Infrastructures sous-dimensionnées, embouteillages monstrueux, biodiversité malmenée... Six habitants de communes touristiques de l'Hexagone racontent leur quotidien lors des pics de fréquentations estivaux.
Article rédigé par Robin Prudent
France Télévisions
Publié
Temps de lecture : 7min
Des cartes postales du surtourisme en France. (ASTRID AMADIEU / FRANCEINFO)

"Les gens sont pressés, stressés et se comportent comme des conquérants." Sur la petite île de Groix, dans le Morbihan, Van Ton That voit arriver des hordes de touristes dès que le soleil et les ponts du mois de mai font leur apparition.
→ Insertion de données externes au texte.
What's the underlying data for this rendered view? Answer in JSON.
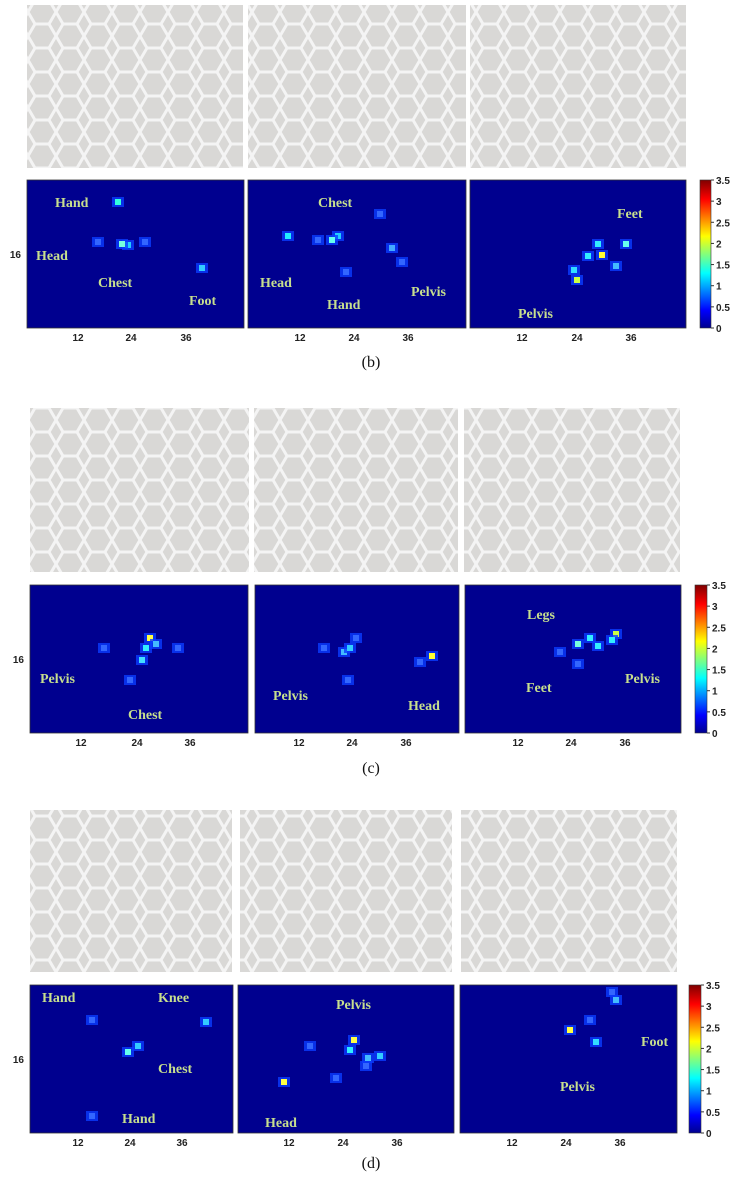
{
  "panels": [
    {
      "caption": "(b)",
      "y_tick": "16",
      "colorbar_ticks": [
        "3.5",
        "3",
        "2.5",
        "2",
        "1.5",
        "1",
        "0.5",
        "0"
      ],
      "heatmaps": [
        {
          "labels": [
            "Hand",
            "Head",
            "Chest",
            "Foot"
          ],
          "x_ticks": [
            "12",
            "24",
            "36"
          ]
        },
        {
          "labels": [
            "Chest",
            "Head",
            "Hand",
            "Pelvis"
          ],
          "x_ticks": [
            "12",
            "24",
            "36"
          ]
        },
        {
          "labels": [
            "Feet",
            "Pelvis"
          ],
          "x_ticks": [
            "12",
            "24",
            "36"
          ]
        }
      ]
    },
    {
      "caption": "(c)",
      "y_tick": "16",
      "colorbar_ticks": [
        "3.5",
        "3",
        "2.5",
        "2",
        "1.5",
        "1",
        "0.5",
        "0"
      ],
      "heatmaps": [
        {
          "labels": [
            "Pelvis",
            "Chest"
          ],
          "x_ticks": [
            "12",
            "24",
            "36"
          ]
        },
        {
          "labels": [
            "Pelvis",
            "Head"
          ],
          "x_ticks": [
            "12",
            "24",
            "36"
          ]
        },
        {
          "labels": [
            "Legs",
            "Feet",
            "Pelvis"
          ],
          "x_ticks": [
            "12",
            "24",
            "36"
          ]
        }
      ]
    },
    {
      "caption": "(d)",
      "y_tick": "16",
      "colorbar_ticks": [
        "3.5",
        "3",
        "2.5",
        "2",
        "1.5",
        "1",
        "0.5",
        "0"
      ],
      "heatmaps": [
        {
          "labels": [
            "Hand",
            "Knee",
            "Chest",
            "Hand"
          ],
          "x_ticks": [
            "12",
            "24",
            "36"
          ]
        },
        {
          "labels": [
            "Pelvis",
            "Head"
          ],
          "x_ticks": [
            "12",
            "24",
            "36"
          ]
        },
        {
          "labels": [
            "Foot",
            "Pelvis"
          ],
          "x_ticks": [
            "12",
            "24",
            "36"
          ]
        }
      ]
    }
  ]
}
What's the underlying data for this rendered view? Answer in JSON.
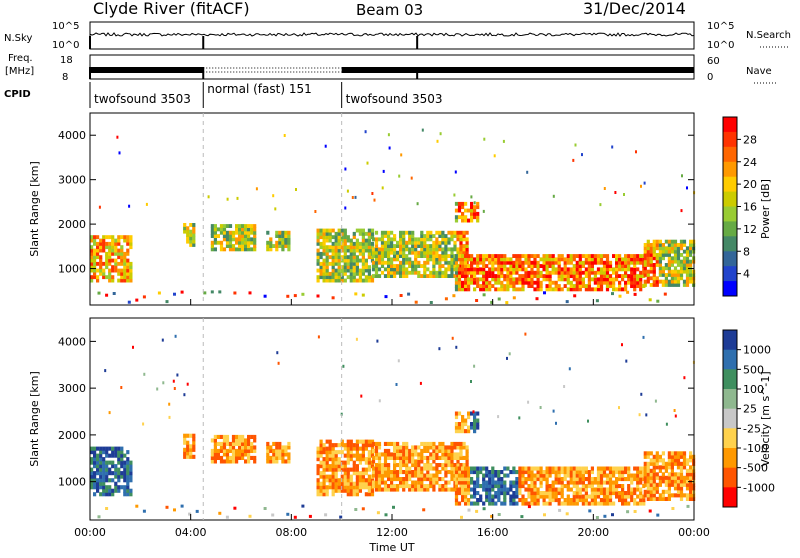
{
  "header": {
    "title": "Clyde River (fitACF)",
    "beam": "Beam 03",
    "date": "31/Dec/2014"
  },
  "top_panels": {
    "nsky_label": "N.Sky",
    "nsearch_label": "N.Search",
    "nsky_ticks": [
      "10^5",
      "10^0"
    ],
    "nsearch_ticks": [
      "10^5",
      "10^0"
    ],
    "freq_label": "Freq.",
    "freq_unit": "[MHz]",
    "freq_ticks": [
      "18",
      "8"
    ],
    "nave_label": "Nave",
    "nave_ticks": [
      "60",
      "0"
    ],
    "cpid_label": "CPID",
    "cpid_segments": [
      {
        "label": "twofsound 3503",
        "start_h": 0,
        "end_h": 4.5
      },
      {
        "label": "normal (fast) 151",
        "start_h": 4.5,
        "end_h": 10.0
      },
      {
        "label": "twofsound 3503",
        "start_h": 10.0,
        "end_h": 24
      }
    ]
  },
  "chart_data": [
    {
      "type": "heatmap",
      "panel": "power",
      "ylabel": "Slant Range [km]",
      "y_ticks": [
        "4000",
        "3000",
        "2000",
        "1000"
      ],
      "ylim": [
        180,
        4500
      ],
      "x_range_hours": [
        0,
        24
      ],
      "colorbar": {
        "label": "Power [dB]",
        "ticks": [
          "28",
          "24",
          "20",
          "16",
          "12",
          "8",
          "4"
        ],
        "colors": [
          "#ff0000",
          "#ff3300",
          "#ff6600",
          "#ff9900",
          "#ffcc00",
          "#cccc00",
          "#99cc33",
          "#66aa44",
          "#448866",
          "#336699",
          "#2244cc",
          "#0000ff"
        ]
      }
    },
    {
      "type": "heatmap",
      "panel": "velocity",
      "ylabel": "Slant Range [km]",
      "y_ticks": [
        "4000",
        "3000",
        "2000",
        "1000"
      ],
      "ylim": [
        180,
        4500
      ],
      "x_range_hours": [
        0,
        24
      ],
      "colorbar": {
        "label": "Velocity [m s^-1]",
        "ticks": [
          "1000",
          "500",
          "100",
          "25",
          "-25",
          "-100",
          "-500",
          "-1000"
        ],
        "colors": [
          "#1e3c96",
          "#2f6fae",
          "#3f8f5f",
          "#8fb88f",
          "#c8c8c8",
          "#ffd24d",
          "#ff9900",
          "#ff5500",
          "#ff0000"
        ]
      }
    }
  ],
  "x_axis": {
    "label": "Time UT",
    "ticks": [
      "00:00",
      "04:00",
      "08:00",
      "12:00",
      "16:00",
      "20:00",
      "00:00"
    ],
    "tick_hours": [
      0,
      4,
      8,
      12,
      16,
      20,
      24
    ]
  },
  "colors": {
    "frame": "#000000",
    "dashed": "#bbbbbb"
  }
}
Jusqu'au mois de septembre, la petite commune de 2 250 habitants reçoit des milliers de visiteurs chaque jour, venus observer les falaises et les dolmens bretons... jusqu'à saturation. "Aujourd'hui, Groix est victime de son succès", affirme l'habitante.
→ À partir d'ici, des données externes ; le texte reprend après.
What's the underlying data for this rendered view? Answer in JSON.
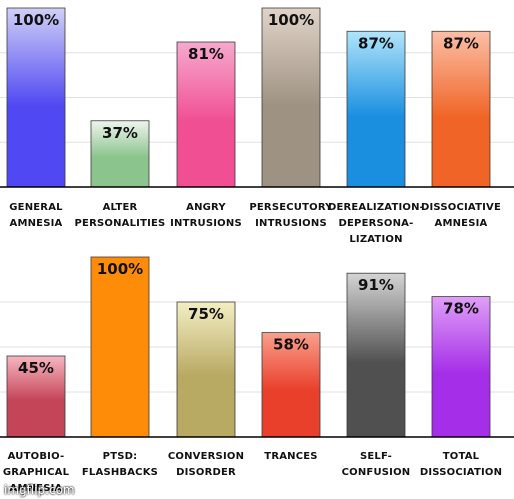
{
  "chart_data": [
    {
      "type": "bar",
      "title": "",
      "xlabel": "",
      "ylabel": "",
      "ylim": [
        0,
        100
      ],
      "grid": true,
      "categories": [
        [
          "GENERAL",
          "AMNESIA"
        ],
        [
          "ALTER",
          "PERSONALITIES"
        ],
        [
          "ANGRY",
          "INTRUSIONS"
        ],
        [
          "PERSECUTORY",
          "INTRUSIONS"
        ],
        [
          "DEREALIZATION-",
          "DEPERSONA-",
          "LIZATION"
        ],
        [
          "DISSOCIATIVE",
          "AMNESIA"
        ]
      ],
      "values": [
        100,
        37,
        81,
        100,
        87,
        87
      ],
      "data_labels": [
        "100%",
        "37%",
        "81%",
        "100%",
        "87%",
        "87%"
      ],
      "bar_colors": [
        [
          "#d0d0f6",
          "#5048f2"
        ],
        [
          "#eef5ee",
          "#8cc48e"
        ],
        [
          "#f7a9ce",
          "#f04f94"
        ],
        [
          "#e0d3c8",
          "#9e9282"
        ],
        [
          "#b0e4fa",
          "#1a8fe0"
        ],
        [
          "#fbbfa6",
          "#f06527"
        ]
      ]
    },
    {
      "type": "bar",
      "title": "",
      "xlabel": "",
      "ylabel": "",
      "ylim": [
        0,
        100
      ],
      "grid": true,
      "categories": [
        [
          "AUTOBIO-",
          "GRAPHICAL",
          "AMNESIA"
        ],
        [
          "PTSD:",
          "FLASHBACKS"
        ],
        [
          "CONVERSION",
          "DISORDER"
        ],
        [
          "TRANCES"
        ],
        [
          "SELF-",
          "CONFUSION"
        ],
        [
          "TOTAL",
          "DISSOCIATION"
        ]
      ],
      "values": [
        45,
        100,
        75,
        58,
        91,
        78
      ],
      "data_labels": [
        "45%",
        "100%",
        "75%",
        "58%",
        "91%",
        "78%"
      ],
      "bar_colors": [
        [
          "#f6b7c0",
          "#c44458"
        ],
        [
          "#ff8c08",
          "#ff8c08"
        ],
        [
          "#f3eec4",
          "#b8a963"
        ],
        [
          "#f9a08c",
          "#e9402c"
        ],
        [
          "#d4d4d4",
          "#505050"
        ],
        [
          "#df9ff7",
          "#a52ee8"
        ]
      ]
    }
  ],
  "watermark": "imgflip.com"
}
L'île bretonne est loin d'être le seul site concerné par ce phénomène. En France, 80% de l'activité touristique se concentre sur seulement 20% du territoire, selon le gouvernement. Les communes les plus en vue subissent ainsi des pics de fréquentation de plus en plus difficiles à absorber, compte tenu de leurs infrastructures. Cet afflux de visiteurs met aussi à mal la biodiversité et la vie quotidienne des habitants. Six d'entre eux nous ont raconté les dégâts du tourisme de masse dans leur commune. Voici leurs cartes postales.

"Un petit coucou d'Aix-les-Bains, où le lac est saturé d'embouteillages"

Une carte postale revisitée d'Aix-Les-Bains. (ASTRID AMADIEU / FRANCEINFO)

"Depuis ma naissance, il y a 55 ans, je vis près du superbe lac d'Aix-les-Bains. Il a une attractivité géographique formidable. Mais aujourd'hui, je suis obligée de fuir la région en été. Les plages débordent de déchets. Les voitures sont garées n'importe où. La circulation est bloquée. Même sur le lac, il y a des embouteillages. On est saturé de bateaux à moteur, de ski nautique, de paddles... On a l'impression que les élus ont peur du vide et disent oui à tous les projets, alors qu'il faut que l'on préserve la nature. Cela devient difficilement supportable depuis une petite dizaine d'années où, vraiment, il y a trop de monde. Le plus dur, je pense que c'est le bruit. Partout. Tout le temps. Ça tape sur les nerfs. A un moment, il faut dire stop."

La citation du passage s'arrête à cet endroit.